The Tribunal cancelled the VAT and penalty assessments and then went on to order for costs against HMRC, which is rare in such cases. As the case was classified as a standard case, the Tribunal could only make an order for costs if they considered that “a party or their representative has acted unreasonably in bringing, defending or conducting the proceedings.”

HMRC has a ‘Code of governance for resolving tax disputes’ and within that a Litigation and Settlement Strategy (LSS). Paragraph 15 of the LSS states:

“HMRC will aim to work disputes to the same professional standard whether or not the disputes are ultimately resolved by agreement or through litigation. Furthermore, HMRC will not usually persist with a tax dispute unless the revenue flows potentially involved justify doing so and HMRC has a case which it believes would be successful in litigation.

In the judge’s view, a failure to abide by the LSS in a material way would be unreasonable conduct by HMRC.

That the HMRC caseworker changed her view of the Ferry Lane transaction from being “unprompted” to “prompted”, the Tribunal found disturbing for two reasons. Firstly, there was no explanation as to this change of heart. Secondly, when the taxpayer spotted the change they were given an explanation which, according to the judge, “beggars belief” as an appropriate response. This involved a flagrant misreading of a passage from a VAT Notice and a complete ignoring of an admission that had been previously made by the HMRC caseworker.

The Tribunal considered that there were two explanations for this abrupt one-eighty degree turnaround.
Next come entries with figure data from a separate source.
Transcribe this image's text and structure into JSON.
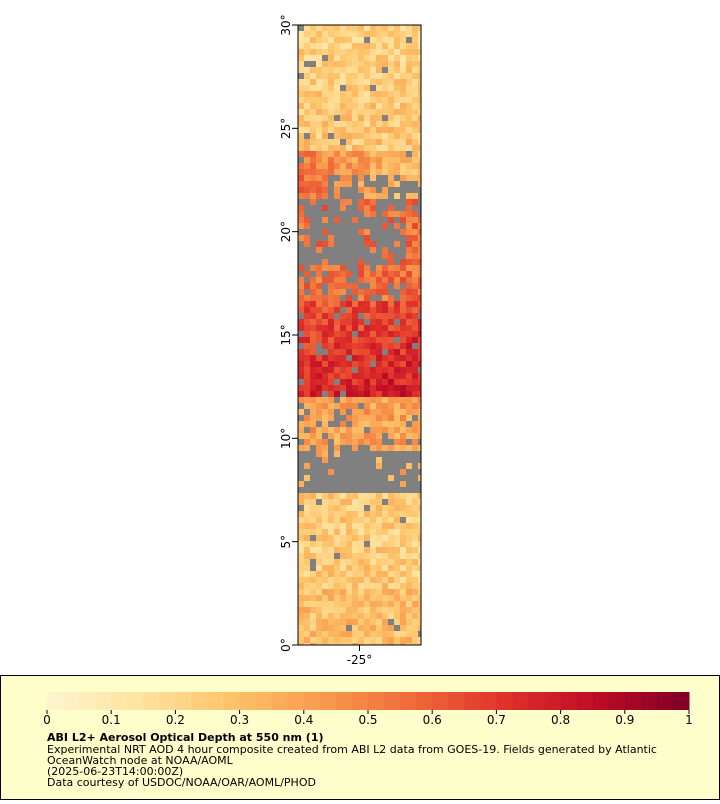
{
  "chart_data": {
    "type": "map",
    "title": "ABI L2+ Aerosol Optical Depth at 550 nm (1)",
    "description": [
      "Experimental NRT AOD 4 hour composite created from ABI L2 data from GOES-19. Fields generated by Atlantic",
      "OceanWatch node at NOAA/AOML",
      "(2025-06-23T14:00:00Z)",
      "Data courtesy of USDOC/NOAA/OAR/AOML/PHOD"
    ],
    "ylim": [
      0,
      30
    ],
    "yticks": [
      {
        "value": 0,
        "label": "0°"
      },
      {
        "value": 5,
        "label": "5°"
      },
      {
        "value": 10,
        "label": "10°"
      },
      {
        "value": 15,
        "label": "15°"
      },
      {
        "value": 20,
        "label": "20°"
      },
      {
        "value": 25,
        "label": "25°"
      },
      {
        "value": 30,
        "label": "30°"
      }
    ],
    "xlim": [
      -28,
      -22
    ],
    "xticks": [
      {
        "value": -25,
        "label": "-25°"
      }
    ],
    "missing_color": "#808080",
    "colorbar": {
      "lim": [
        0,
        1
      ],
      "ticks": [
        0,
        0.1,
        0.2,
        0.3,
        0.4,
        0.5,
        0.6,
        0.7,
        0.8,
        0.9,
        1
      ],
      "colors": [
        "#fff5d0",
        "#ffe3a0",
        "#fdc46a",
        "#f99a4e",
        "#ef6a3a",
        "#e0302a",
        "#bd0c26",
        "#800026"
      ]
    }
  }
}
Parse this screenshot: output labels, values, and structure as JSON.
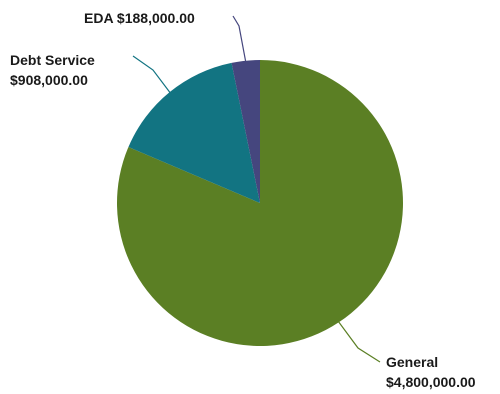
{
  "chart_data": {
    "type": "pie",
    "title": "",
    "categories": [
      "General",
      "Debt Service",
      "EDA"
    ],
    "values": [
      4800000.0,
      908000.0,
      188000.0
    ],
    "value_labels": [
      "$4,800,000.00",
      "$908,000.00",
      "$188,000.00"
    ],
    "label_lines": [
      [
        "General",
        "$4,800,000.00"
      ],
      [
        "Debt Service",
        "$908,000.00"
      ],
      [
        "EDA $188,000.00"
      ]
    ],
    "colors": [
      "#5b7f24",
      "#127482",
      "#45467e"
    ],
    "leader_line_colors": [
      "#5b7f24",
      "#127482",
      "#45467e"
    ],
    "start_angle_deg": 0,
    "direction": "clockwise",
    "legend": "none"
  }
}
One was that there was incompetence on a grand scale. The other was that there was a deliberate decision to keep the dispute alive, when on the basis of the reviewing officer’s remarks it would have been discontinued, by seeking to revisit the “prompted” issue.

Once proceedings commenced, HMRC should have considered whether the appeal should have been defended and to take the LSS into account. The Tribunal also considered that HMRC’s Solicitor’s Office should have unilaterally, ie overriding Local Compliance, decided to withdraw.

This case only serves to illustrate how detached HMRC are from reality at times and how bombastic and incompetent some of its officials are. These civil servants need to remember it is our money they are frittering away in their pursuit of personal glories. Is anyone in that department capable of exercising a modicum of common sense??